Wait, by the grace of Google, I found one (our artist is Jack Hamm):

Atheist cartoon.gif

I suspect that this image would not be sufficient to rouse the residents of the Left Bank or the Upper West Side to burn flags or embassies. Would it be possible to come up with a cartoon that would seriously offend atheists? Are they above (below?) this sort of thing? Is this because for the atheist "nothing is sacred"?

Doesn't a feeling for the "sacred" increase the inclination to take offense? Would this not be a response to the assertion by Madeleine Bunting, in the Guardian, that, in essence, religion is merely one of many "collective identities" societies can use as an excuse for violence?

Posted by Mitchell Stephens at February 11, 2006 7:47 PM


A "feeling for the sacred" is only one of many excuses for anger, which is what we really mean when we speak of taking offense. Anything that arouses emotional defenses can lead to anger, and through anger to violence. This is a built in attribute of the human brain and religion is just one of its possible triggers. No need even for a theory of collective identity, though that kind of identity does lend strength to the sense of one's entitlement to offense and anger.
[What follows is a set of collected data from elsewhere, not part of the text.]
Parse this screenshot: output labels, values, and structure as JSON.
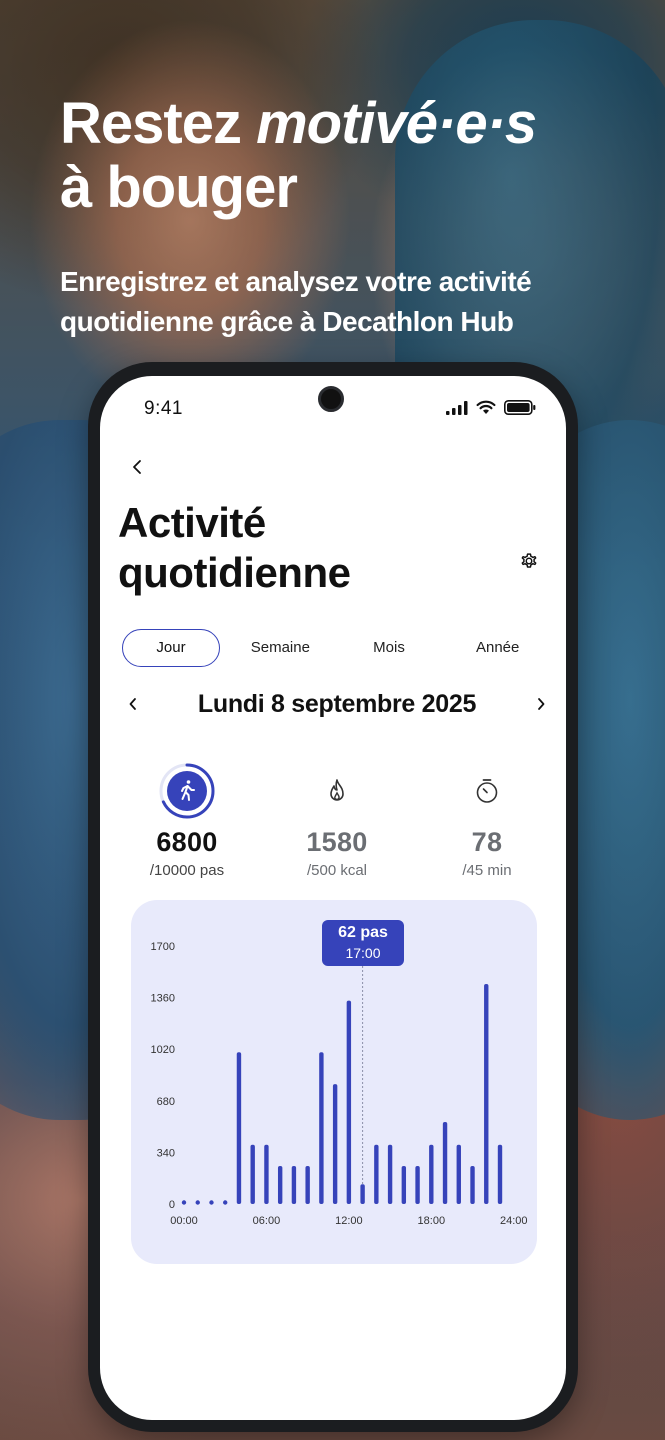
{
  "marketing": {
    "headline_line1_a": "Restez ",
    "headline_line1_b": "motivé·e·s",
    "headline_line2": "à bouger",
    "subhead": "Enregistrez et analysez votre activité quotidienne grâce à Decathlon Hub"
  },
  "status_bar": {
    "time": "9:41",
    "icons": [
      "signal-icon",
      "wifi-icon",
      "battery-icon"
    ]
  },
  "page": {
    "title": "Activité quotidienne",
    "back_icon": "chevron-left-icon",
    "settings_icon": "gear-icon"
  },
  "tabs": [
    {
      "label": "Jour",
      "active": true
    },
    {
      "label": "Semaine",
      "active": false
    },
    {
      "label": "Mois",
      "active": false
    },
    {
      "label": "Année",
      "active": false
    }
  ],
  "date": {
    "label": "Lundi 8 septembre 2025",
    "prev_icon": "chevron-left-icon",
    "next_icon": "chevron-right-icon"
  },
  "stats": [
    {
      "icon": "walking-icon",
      "value": "6800",
      "goal": "/10000 pas",
      "progress": 0.68
    },
    {
      "icon": "flame-icon",
      "value": "1580",
      "goal": "/500 kcal"
    },
    {
      "icon": "stopwatch-icon",
      "value": "78",
      "goal": "/45 min"
    }
  ],
  "colors": {
    "accent": "#3643ba",
    "chart_bg": "#e8eafb",
    "text": "#111111",
    "muted": "#6b6e73"
  },
  "chart_data": {
    "type": "bar",
    "y_ticks": [
      "1700",
      "1360",
      "1020",
      "680",
      "340",
      "0"
    ],
    "x_ticks": [
      "00:00",
      "06:00",
      "12:00",
      "18:00",
      "24:00"
    ],
    "ylim": [
      0,
      1700
    ],
    "values": [
      18,
      18,
      18,
      18,
      1000,
      390,
      390,
      250,
      250,
      250,
      1000,
      790,
      1340,
      130,
      390,
      390,
      250,
      250,
      390,
      540,
      390,
      250,
      1450,
      390
    ],
    "tooltip": {
      "value": "62 pas",
      "time": "17:00",
      "bar_index": 13
    }
  }
}
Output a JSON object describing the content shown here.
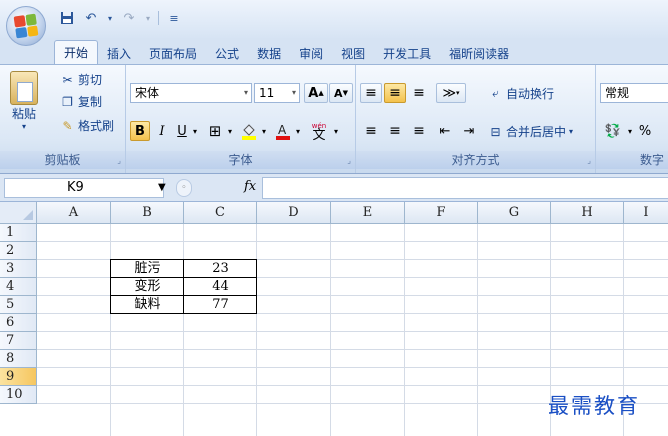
{
  "tabs": [
    {
      "label": "开始",
      "active": true
    },
    {
      "label": "插入"
    },
    {
      "label": "页面布局"
    },
    {
      "label": "公式"
    },
    {
      "label": "数据"
    },
    {
      "label": "审阅"
    },
    {
      "label": "视图"
    },
    {
      "label": "开发工具"
    },
    {
      "label": "福昕阅读器"
    }
  ],
  "ribbon": {
    "clipboard": {
      "paste": "粘贴",
      "cut": "剪切",
      "copy": "复制",
      "format_painter": "格式刷",
      "label": "剪贴板"
    },
    "font": {
      "name": "宋体",
      "size": "11",
      "bold": "B",
      "italic": "I",
      "underline": "U",
      "grow": "A",
      "shrink": "A",
      "wen": "wén",
      "label": "字体"
    },
    "alignment": {
      "wrap": "自动换行",
      "merge": "合并后居中",
      "label": "对齐方式"
    },
    "number": {
      "format": "常规",
      "percent": "%",
      "label": "数字"
    }
  },
  "formula_bar": {
    "name_box": "K9",
    "fx": "fx",
    "value": ""
  },
  "sheet": {
    "columns": [
      "A",
      "B",
      "C",
      "D",
      "E",
      "F",
      "G",
      "H",
      "I"
    ],
    "rows": [
      "1",
      "2",
      "3",
      "4",
      "5",
      "6",
      "7",
      "8",
      "9",
      "10"
    ],
    "cells": {
      "B3": "脏污",
      "C3": "23",
      "B4": "变形",
      "C4": "44",
      "B5": "缺料",
      "C5": "77"
    }
  },
  "watermark": "最需教育",
  "colors": {
    "accent": "#15428b",
    "selected_row": "#f6c65f",
    "watermark": "#1a4fc4"
  }
}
Posted by: Catana at February 12, 2006 1:53 PM

not sure, Catana, "sacred" isn't important here -- tending toward, if not requisite for, sectarian violence. "sacred" defined broadly enough to include "blood and soil." to include "honor." (all quasi-religious notions?) Could "sacred" also be defined so broadly as to include "freedom" and "democracy"? but then what would it mean to take "nothing as sacred"? Could one be that much of a disbeliever? And, to further confuse the matter and myself (confession: I'm reading Derrida), is "making sacred" the opposite of another religious impulse: "being scrupulous"?

Posted by: mitch at February 12, 2006 7:29 PM

Not saying the concept of the sacred isn't important, just that it's one of many emotional triggers. I imagine anything could be considered sacred. Certainly many people believe the flag is sacred. At least their behavior indicates it. Hmmm, how much of a disbeliever can one be? I don't hold much sacred except the basic right of all humans to live their lives with a modicum of dignity, and the need to discover the truth about things as far as that's possible, and to speak the truth. Flags, blood, religion, and all the rest of the myths and symbols--fuhgeddaboudit.

Posted by: Catana at February 13, 2006 2:53 PM

Surely anything put together by thought is not sacred.